For instance, for some communities, when they say "python" they mean python only via conda environments (including a lot of pangeo / python geospatial world). Others are more agnostic about this or prefer pip-based channels.
Specifically for spatial, I think that having all libraries (python and R) using a modern GDAL and complete GDAL is super important. But as you know, the majority of options out there love packaging with old versions of GDAL and with versions of GDAL that are built without support arrow/parquet drivers.
Geospatial ML stuff that needs the massive CUDA libraries for GPU-accelerated tasks is obviously another wrinkle not everyone needs.
And of course python being what it is, we can hit incompatible environments -- I have some spatial projects that wind up with a hard dependency on, say, pandas < 2.0 and others with pandas >= 2.0.
My point here is that I don't think we'll ever have a one-size-fits-all cross-language container. But a geocompx-specific container(s) seems better defined. I think we do need good base images so that such containers don't need to do everything from scratch, and maybe we're not there yet either. (especially in supporting IDE/interactive use -- I've recently followed the examples of @benz0li and others in seeing JupyterLab-based containers as the best way to support both R and python in the same interactive environment). I think we could also benefit from more streamlined ways to for users to customize and extend containers and build on each-other's extensions (e.g. @eeholmes has done some impressive work for this at NOAA) but it's still harder than it should be!
Thanks @cboettig that is really helpful.
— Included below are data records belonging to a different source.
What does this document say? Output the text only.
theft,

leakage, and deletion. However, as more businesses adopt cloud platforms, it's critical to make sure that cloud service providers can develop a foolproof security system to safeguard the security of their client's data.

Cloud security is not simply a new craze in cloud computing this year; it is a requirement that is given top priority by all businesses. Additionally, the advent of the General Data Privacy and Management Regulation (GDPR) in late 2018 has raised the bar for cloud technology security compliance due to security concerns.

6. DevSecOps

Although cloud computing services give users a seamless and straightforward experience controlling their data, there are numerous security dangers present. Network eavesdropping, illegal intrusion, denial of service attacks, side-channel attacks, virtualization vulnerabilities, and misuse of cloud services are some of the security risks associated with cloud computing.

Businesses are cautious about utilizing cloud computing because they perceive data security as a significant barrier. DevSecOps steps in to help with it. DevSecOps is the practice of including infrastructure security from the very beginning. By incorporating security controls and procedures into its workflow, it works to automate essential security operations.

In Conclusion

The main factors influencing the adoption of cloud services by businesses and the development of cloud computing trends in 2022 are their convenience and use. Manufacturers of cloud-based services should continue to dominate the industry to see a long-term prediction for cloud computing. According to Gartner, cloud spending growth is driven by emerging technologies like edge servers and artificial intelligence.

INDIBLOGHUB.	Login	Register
Agreed re. specificity and in fact I think we can be specific and objective: we need a container that can:
bookdown::serve_book(".")
quarto preview
It seems to me that pixi
is a good way to manage cross-language environments. According to @MartinFleis, because it uses conda, will share deps where possible. Agree re. out-of-date deps but I think we don't need cutting-edge GDAL etc for our needs. Any thoughts on that v. welcome.
Working hypothesis is that extending https://github.com/geocompx/docker/blob/master/pixi-r/Dockerfile will be the quickest way to meet those criteria but not sure and feel like I'm trying things blind, very happy to start with other things and test different approaches :pray:
Just wondering, do you have well-supported cross-language images?
@Robinlovelace Yes.
Both JupyterLab Julia docker stack and JupyterLab R docker stack include Python.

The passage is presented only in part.